Cancer survival rates, dietary supplements, bionic eyes and more…

FSM Friends news & articles:

Alternative medicine kills cancer patients: Using only alternative medicine for cancer linked to lower survival rates: “The researchers studied patients diagnosed from 2004 to 2013. By collecting the outcomes of patients who received alternative medicine instead of chemotherapy, surgery, and/or radiation, they found a greater risk of death.” (Original article: Use of Alternative Medicine for Cancer and Its Impact on Survival)


General News:

The Supplement Con: A new article in Business Insider challenges the major narrative promoted by the supplement industry – that supplements are safe, effective, natural, and actually in the bottle. If we are lucky, this may mark a the start of a sea change in how Americans see supplements.

Pregnant women shouldn’t start taking vitamin B3 just yet: reports it prevents miscarriage and birth defects are overblown: This new study is scientifically excellent and the authors have great credentials. But media reports, and the research institution itself, have made claims not supported by the science. Whether niacin is useful in human miscarriage has not been studied. The birth defects studied in the paper are rare and whether the findings apply to others is yet to be determined. So potential parents need to be aware that, no, we have not found a way to prevent miscarriages and birth defects. And potential mothers should not start supplementing their diets with high levels of vitamin B3 because it hasn’t been tested in humans, and we don’t know what effects it will have.

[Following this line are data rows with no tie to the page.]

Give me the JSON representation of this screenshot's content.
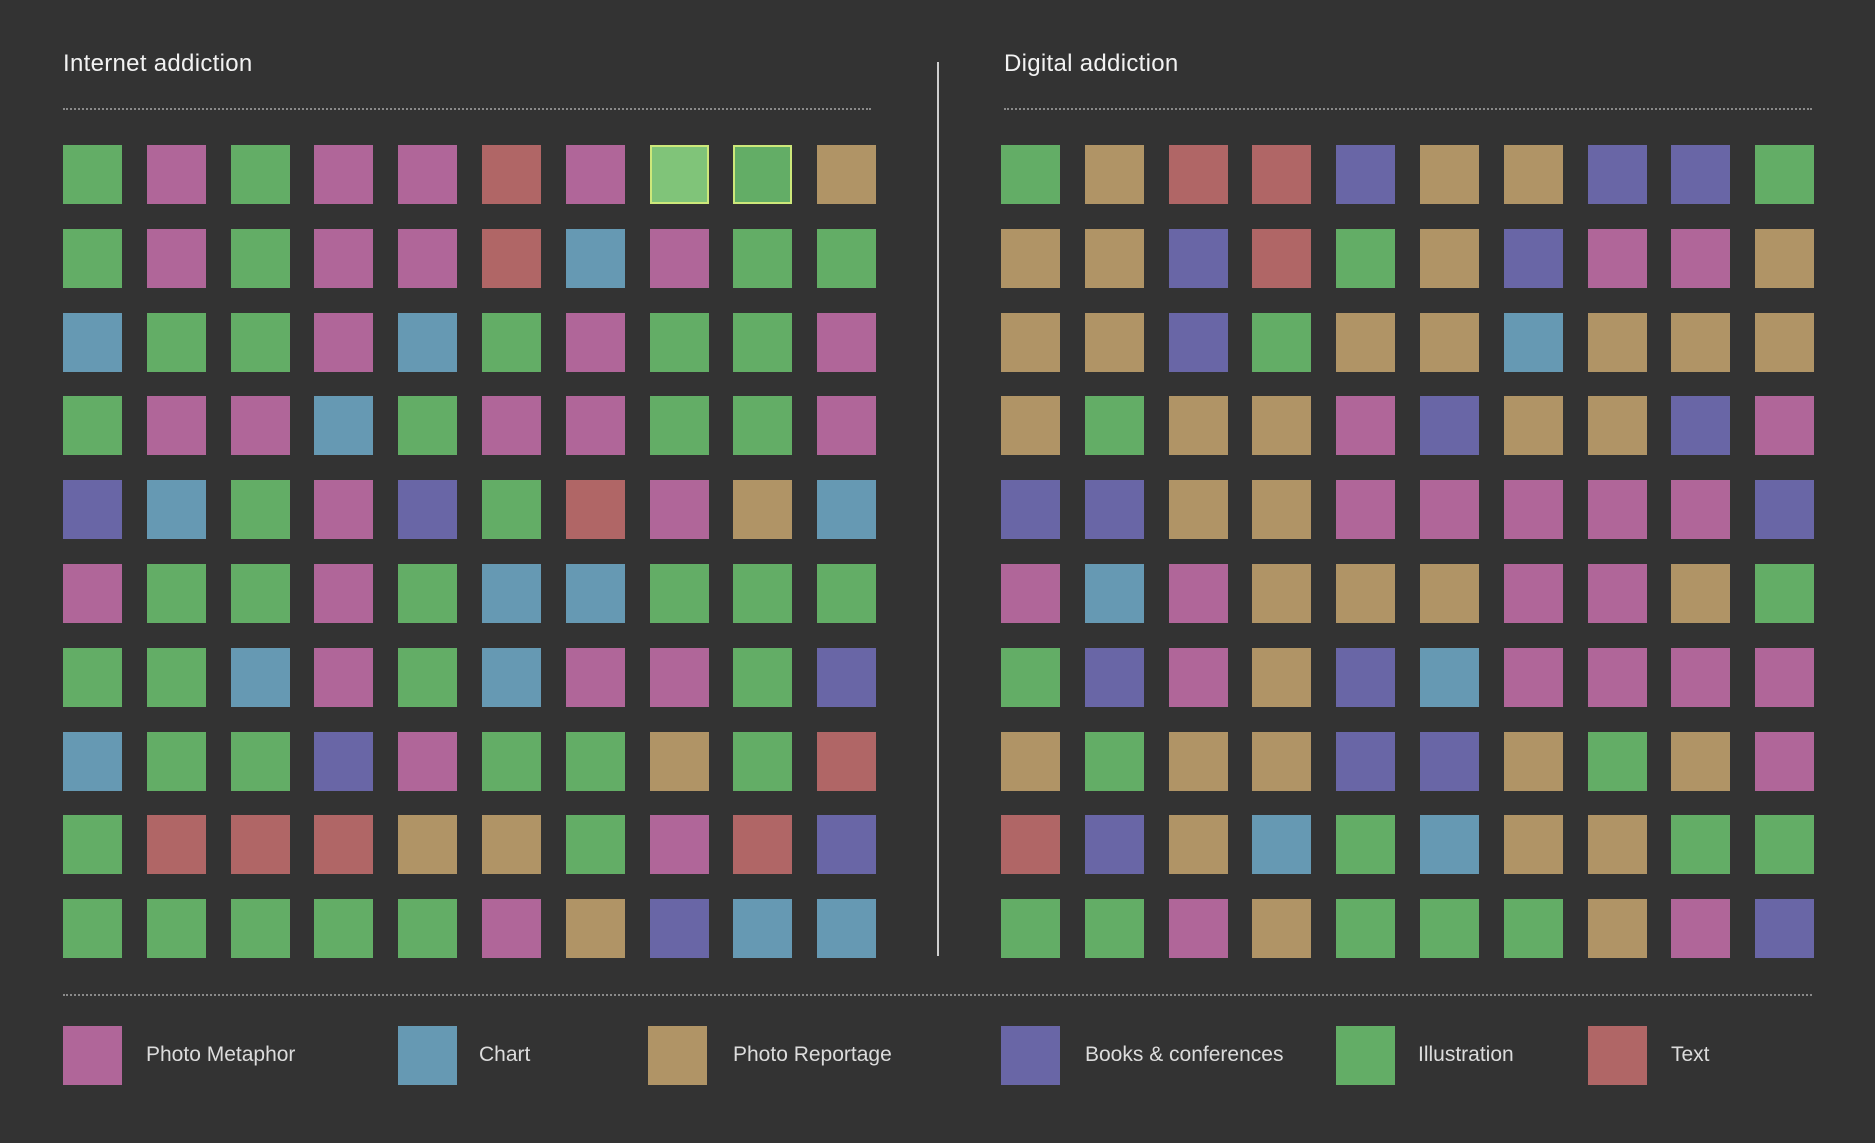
{
  "panels": [
    {
      "title": "Internet addiction"
    },
    {
      "title": "Digital addiction"
    }
  ],
  "legend": [
    {
      "key": "P",
      "label": "Photo Metaphor",
      "color": "#b06699"
    },
    {
      "key": "C",
      "label": "Chart",
      "color": "#6699b3"
    },
    {
      "key": "R",
      "label": "Photo Reportage",
      "color": "#b09466"
    },
    {
      "key": "B",
      "label": "Books & conferences",
      "color": "#6966a6"
    },
    {
      "key": "I",
      "label": "Illustration",
      "color": "#63ad66"
    },
    {
      "key": "T",
      "label": "Text",
      "color": "#b06666"
    }
  ],
  "chart_data": {
    "type": "heatmap",
    "categories": [
      "Photo Metaphor",
      "Chart",
      "Photo Reportage",
      "Books & conferences",
      "Illustration",
      "Text"
    ],
    "grids": [
      {
        "title": "Internet addiction",
        "rows": [
          [
            "I",
            "P",
            "I",
            "P",
            "P",
            "T",
            "P",
            "I",
            "I",
            "R"
          ],
          [
            "I",
            "P",
            "I",
            "P",
            "P",
            "T",
            "C",
            "P",
            "I",
            "I"
          ],
          [
            "C",
            "I",
            "I",
            "P",
            "C",
            "I",
            "P",
            "I",
            "I",
            "P"
          ],
          [
            "I",
            "P",
            "P",
            "C",
            "I",
            "P",
            "P",
            "I",
            "I",
            "P"
          ],
          [
            "B",
            "C",
            "I",
            "P",
            "B",
            "I",
            "T",
            "P",
            "R",
            "C"
          ],
          [
            "P",
            "I",
            "I",
            "P",
            "I",
            "C",
            "C",
            "I",
            "I",
            "I"
          ],
          [
            "I",
            "I",
            "C",
            "P",
            "I",
            "C",
            "P",
            "P",
            "I",
            "B"
          ],
          [
            "C",
            "I",
            "I",
            "B",
            "P",
            "I",
            "I",
            "R",
            "I",
            "T"
          ],
          [
            "I",
            "T",
            "T",
            "T",
            "R",
            "R",
            "I",
            "P",
            "T",
            "B"
          ],
          [
            "I",
            "I",
            "I",
            "I",
            "I",
            "P",
            "R",
            "B",
            "C",
            "C"
          ]
        ],
        "highlighted": [
          [
            0,
            7
          ],
          [
            0,
            8
          ]
        ]
      },
      {
        "title": "Digital addiction",
        "rows": [
          [
            "I",
            "R",
            "T",
            "T",
            "B",
            "R",
            "R",
            "B",
            "B",
            "I"
          ],
          [
            "R",
            "R",
            "B",
            "T",
            "I",
            "R",
            "B",
            "P",
            "P",
            "R"
          ],
          [
            "R",
            "R",
            "B",
            "I",
            "R",
            "R",
            "C",
            "R",
            "R",
            "R"
          ],
          [
            "R",
            "I",
            "R",
            "R",
            "P",
            "B",
            "R",
            "R",
            "B",
            "P"
          ],
          [
            "B",
            "B",
            "R",
            "R",
            "P",
            "P",
            "P",
            "P",
            "P",
            "B"
          ],
          [
            "P",
            "C",
            "P",
            "R",
            "R",
            "R",
            "P",
            "P",
            "R",
            "I"
          ],
          [
            "I",
            "B",
            "P",
            "R",
            "B",
            "C",
            "P",
            "P",
            "P",
            "P"
          ],
          [
            "R",
            "I",
            "R",
            "R",
            "B",
            "B",
            "R",
            "I",
            "R",
            "P"
          ],
          [
            "T",
            "B",
            "R",
            "C",
            "I",
            "C",
            "R",
            "R",
            "I",
            "I"
          ],
          [
            "I",
            "I",
            "P",
            "R",
            "I",
            "I",
            "I",
            "R",
            "P",
            "B"
          ]
        ],
        "highlighted": []
      }
    ]
  }
}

Medicine’s gender revolution: how women stopped being treated as ‘small men’ : “Until relatively recently, [Clinical trials] were mainly conducted with males for a number of reasons, including availability to participate and concerns about the impact on women’s reproductive health, or the impact of menstrual cycles on the trials. Restricting difference also makes trials cheaper by reducing the required sample size (even though it leads to inaccuracies for various important subgroups). Women were excluded because they are different, but the results were applied to them because they are nearly the same. And when women and men are included in trials, the results are usually not published separated by sex, so the findings may be inaccurate for all participants.”

The global crackdown on parents who refuse vaccines for their kids has begun: There’s a school of thought that refusing vaccines on behalf of your children amounts to child abuse… We know vaccines are overwhelmingly safe and effective at preventing the spread of disease. And yet failing to immunize children can put them [and others] at tremendous risk of illness or even death … Australia and a number of countries in Europe are fed up [and] experimenting with punitive measures… Punishing parents for doing things that could harm their kids is not without precedent… For example, there are laws in various states requiring parents to use car seats or seat belts for their children. Same goes for firearm storage laws.

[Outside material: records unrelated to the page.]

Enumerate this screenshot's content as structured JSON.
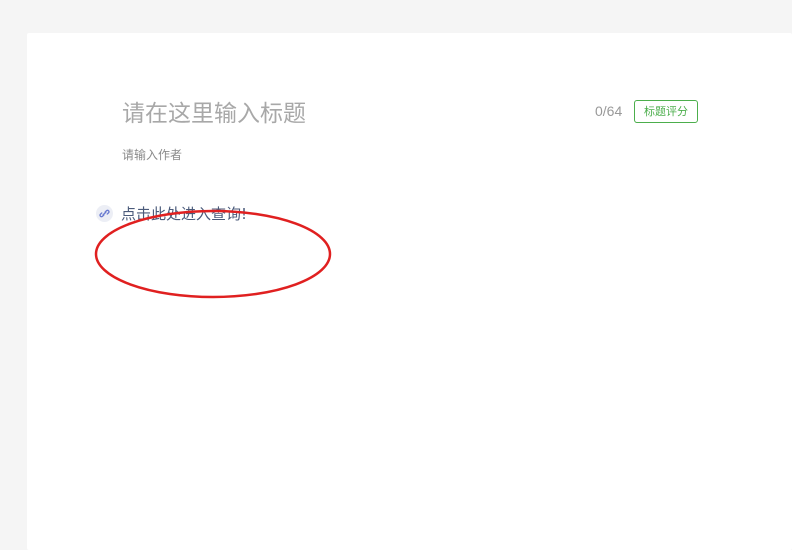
{
  "editor": {
    "title_placeholder": "请在这里输入标题",
    "title_counter": "0/64",
    "title_score_label": "标题评分",
    "author_placeholder": "请输入作者"
  },
  "content": {
    "link_icon": "link-icon",
    "link_text": "点击此处进入查询!"
  },
  "annotation": {
    "color": "#e02020",
    "shape": "ellipse"
  },
  "colors": {
    "page_background": "#f5f5f5",
    "card_background": "#ffffff",
    "accent_green": "#4cae4c",
    "link_text": "#4a5a7a"
  }
}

Don’t punish cancer patients twice – please respect their workplace rights: “The irony of increasing cancer survival rates is being realised by many patients who face workplace challenges including unemployment, under-employment and rarely, outright discrimination.”

Cancer treatment can be an emotional time and can affect the mental health of patients. Even patients with highly treatable cancers worry about their mortality, whether they will lose their hair or their fertility, whether someone can watch the kids while at treatment and whether they will be able to enjoy the things they used to when this is all over. What they should not have to worry about is whether or not their workplace will continue to employ them.

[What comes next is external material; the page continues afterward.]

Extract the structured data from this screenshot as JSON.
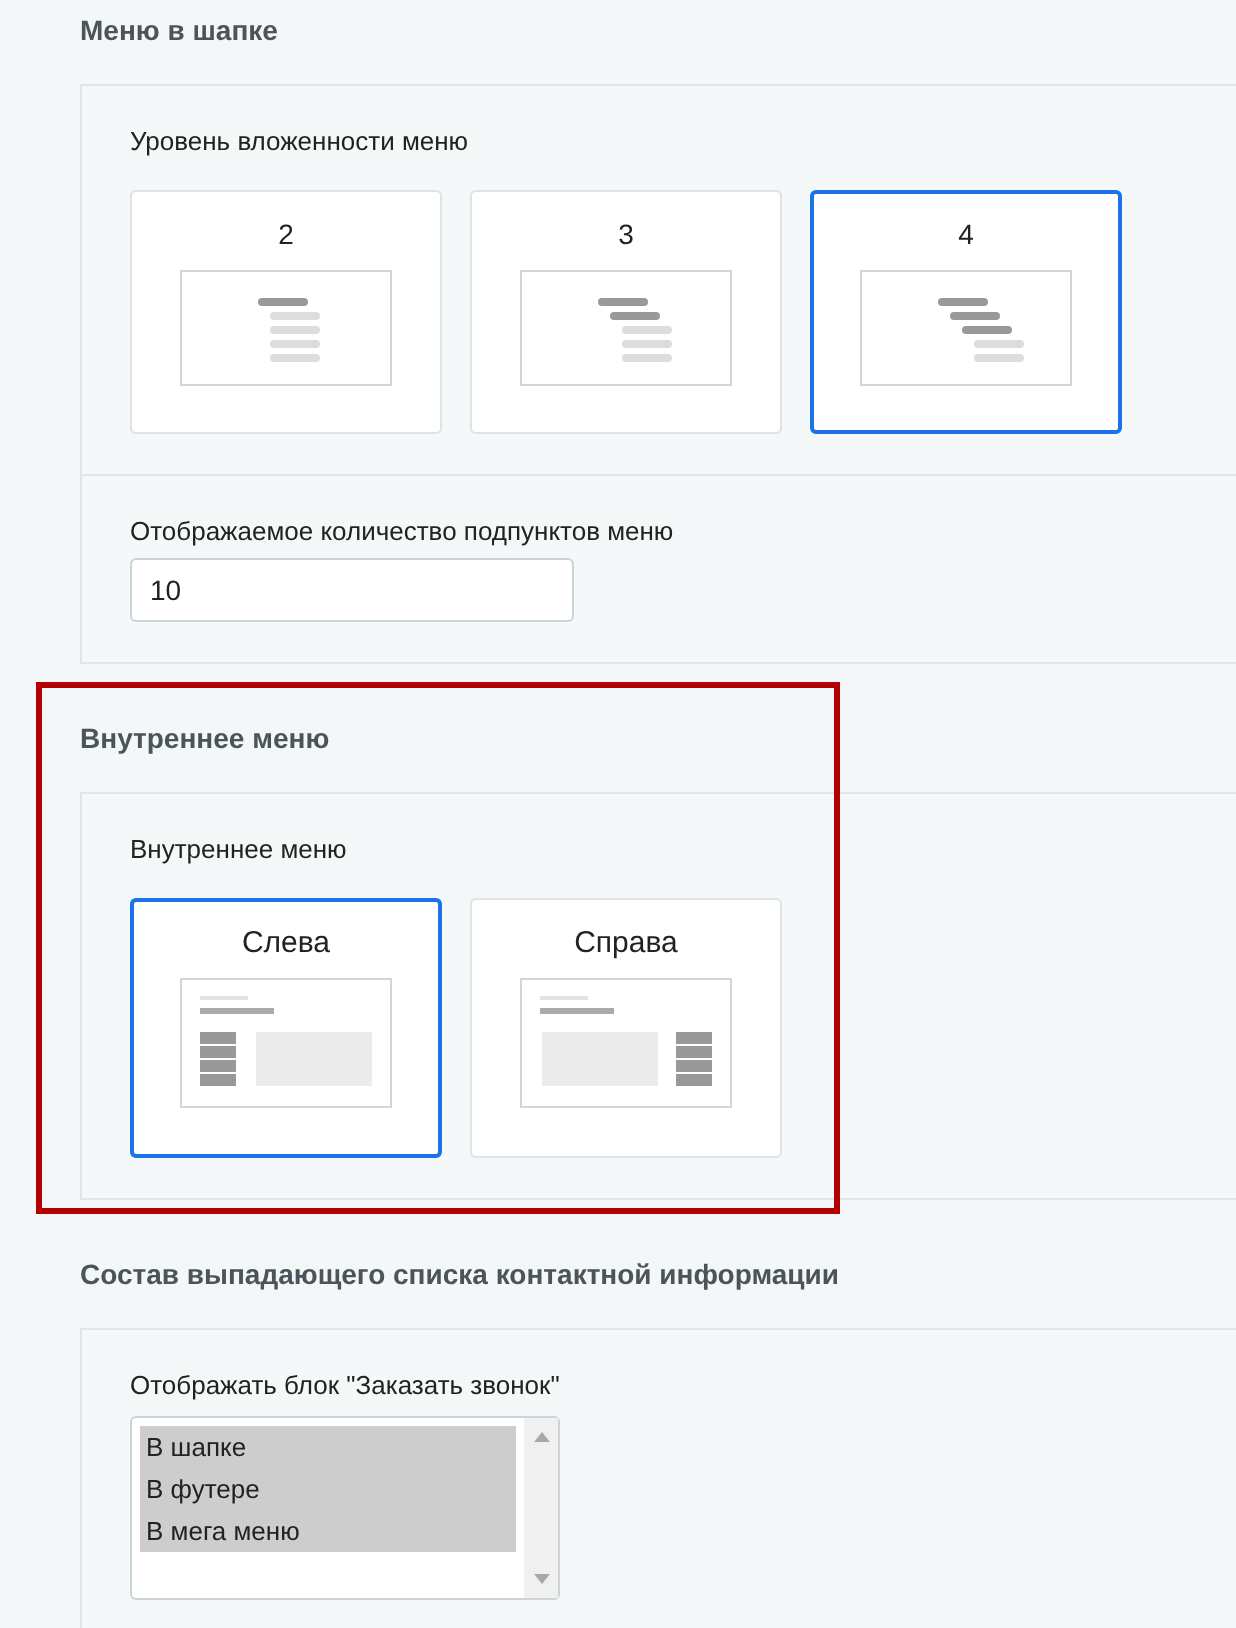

Research shows that continued engagement with work and other activities benefits the mental health of cancer patients. While significant restructuring may be required (eg. moving on to fewer manual tasks, working from home, altering working hours to fit in treatments), providing a supportive environment for cancer patients to continue or return to work makes a large difference in their lives.


Thanks to science:

Artificial vision: what people with bionic eyes see : Bionic eyes can help some blind people to perceive their surroundings. While the bionic eye technology still requires refining and is not equivalent to full vision, current models can enable patients to observe objects and people, for example locating doorways, thereby reducing reliance on assistance animals. The incorporation of other forms of imaging, like thermal imaging, can help patients observe people more easily in social interaction. Developments in nanotechnology may also help researchers fine-tune the signals sent to the brain to achieve better resolution.


Great Moments in Health and Science:

Food fortification –  Why Iodine is added to salt: To name one example of food fortification, the fortification of salt with iodine has been used to combat iodine deficiency – the number one cause worldwide of goitre. One ton’s worth of salt can be fortified with potassium iodate for approximately one dollar.